James was the mastermind behind the whole operation, and was from a family of old money that goes back many, many generations in Europe, all the way back to James Scott, the 1st Duke of Monmouth.  Now he operated behind the scenes, colluding with government leaders from all over the world.  James was the genius who came up with all the poppycock nonsense about transporting souls into the sun, which was proposed to be heaven, or paradise.  Swan Song, NLC, had no real substantial proof that the sun was, in fact, heaven.  It was all a modern, new age fairy tale that seemed to somehow connect all the disparate dots of science and spirituality.  Only thing is it was all completely made up; it was a plot that was devised while James and his cohorts were hovering in a Pent-pod, over the Caribbean ocean one night a decade ago chewing on the powerfully hallucinogenic, synthetic, crystalline substance.
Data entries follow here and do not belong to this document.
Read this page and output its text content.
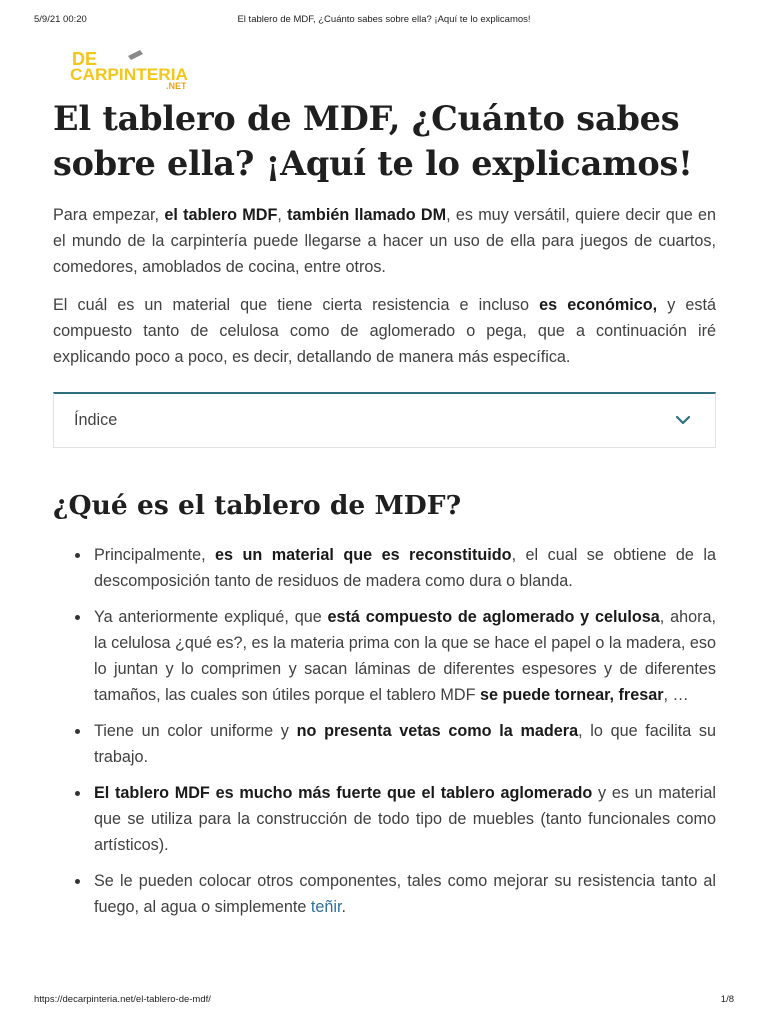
5/9/21 00:20	El tablero de MDF, ¿Cuánto sabes sobre ella? ¡Aquí te lo explicamos!
DE
CARPINTERIA
.NET
El tablero de MDF, ¿Cuánto sabes sobre ella? ¡Aquí te lo explicamos!

Para empezar, el tablero MDF, también llamado DM, es muy versátil, quiere decir que en el mundo de la carpintería puede llegarse a hacer un uso de ella para juegos de cuartos, comedores, amoblados de cocina, entre otros.

El cuál es un material que tiene cierta resistencia e incluso es económico, y está compuesto tanto de celulosa como de aglomerado o pega, que a continuación iré explicando poco a poco, es decir, detallando de manera más específica.

Índice
¿Qué es el tablero de MDF?
Principalmente, es un material que es reconstituido, el cual se obtiene de la descomposición tanto de residuos de madera como dura o blanda.
Ya anteriormente expliqué, que está compuesto de aglomerado y celulosa, ahora, la celulosa ¿qué es?, es la materia prima con la que se hace el papel o la madera, eso lo juntan y lo comprimen y sacan láminas de diferentes espesores y de diferentes tamaños, las cuales son útiles porque el tablero MDF se puede tornear, fresar, …
Tiene un color uniforme y no presenta vetas como la madera, lo que facilita su trabajo.
El tablero MDF es mucho más fuerte que el tablero aglomerado y es un material que se utiliza para la construcción de todo tipo de muebles (tanto funcionales como artísticos).
Se le pueden colocar otros componentes, tales como mejorar su resistencia tanto al fuego, al agua o simplemente teñir.
https://decarpinteria.net/el-tablero-de-mdf/	1/8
James and his wife and their 3 friends were all masticating Methyl-Quartzaline-11, which was the most recent in constantly growing line of a very popular and very expensive designer, mind-altering substances that somehow amplified the human energy field and expanded and cleared neural pathways.  Their breathing slowed down to an almost imperceptible level, heart rates drastically lowered, while their minds and souls went into a deep hypnotic state.

“Avoid the void!” James droned as two beams of glowing blue light shot out of his eyes.  “If God is the sun, and paradise is to be connected with God in the brightness forever, then the dark void of space is essentially hell!  The major spiritual traditions all confirm that hell is an eternal separation from God!”

“Yesss,” someone else hummed.

The other people in the room also started beaming blue light from their eyes.  An older gentlemen in a tuxedo said,  “It fits the theory!  It’s perfect!  We will put this in our new North American Union marketing campaign!”  They all started laughing and congratulating themselves on their collective genius.

“What is more terrifying than the black void of deep space forever?” said Ophelia.  “This is going to be huge!”

This was how most of the brainstorming sessions for the marketing team of Swan Song, NLC, happened.  It’s how they came up with many of their best marketing ploys to be directly advertised to the simple and finite minds of the masses of humanity, who were almost entirely controlled by the subliminal mind control techniques of the globalist-technocrats and media-industrial complex.  The projected earnings for Swan Song, NLC, were growing exponentially as people volunteered their personal fortunes for their own extermination.  “Brainstorming for brainwashing” James liked to call it.